Looking at the door he’s waving at, she can’t help but agree.

“Well… what’s in there?”

“I mean… you’ve come this far, right? Might as well look.”

Well. Now there’s really no way for her to chicken out. Not that she would have anyways- she’s dealt with freaky before, and this is just tantalizing.

She steps up to the door, looking through the window, seeing, in the dark room beyond… a glow.

A familiar glow.

The glow of a computer monitor.

She stares through the grimy glass, frowning.

“Sam? Why is there a desktop computer in there?”

She can hear him shrug behind her. “No clue.”

“And why is it on? That thing has to be, what, forty years old? Is it- yep, I see the plug over there, it’s got power. Why?”

“Also no clue. Sometimes I check in and it’s got stuff on the monitor, sometimes it’s blank. I think it’s some old spy program they set up and no one told anyone to shut it off.”

“...Sam?”

“Yeah?”

“Get the car.”

“...ok. Why?”

“Remember how I said that usually, there are signs whenever we have a target crop up?”

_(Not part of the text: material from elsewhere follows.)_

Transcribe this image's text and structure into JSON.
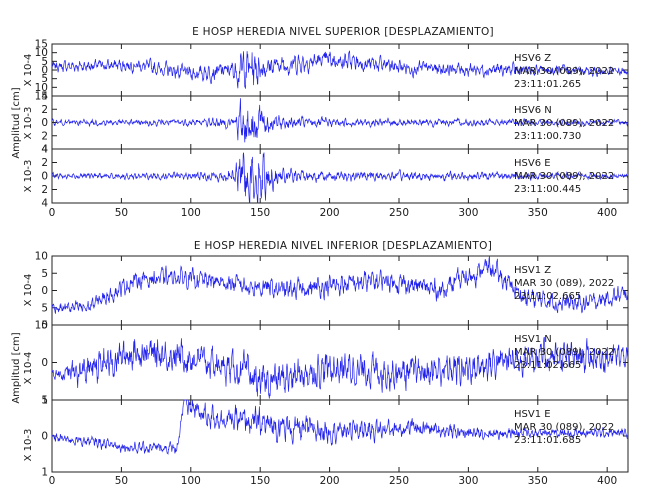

“Well, yeah. But you mentioned calls to the CDC and stuff, no?”

She points through the glass at the screen.

There, glowing on the monitor, is what looks like a newspaper website for something called “The Hollow Springs Gazette”. In bold letters at the top of the page, made grainy by the computer’s low resolution and the dust on the glass, stands a rather loud title.

DEVASTATING ACCIDENT AT HOLLOW SPRINGS CONSTRUCTION SITE!

“It’s no call for disease control, but I think this counts.”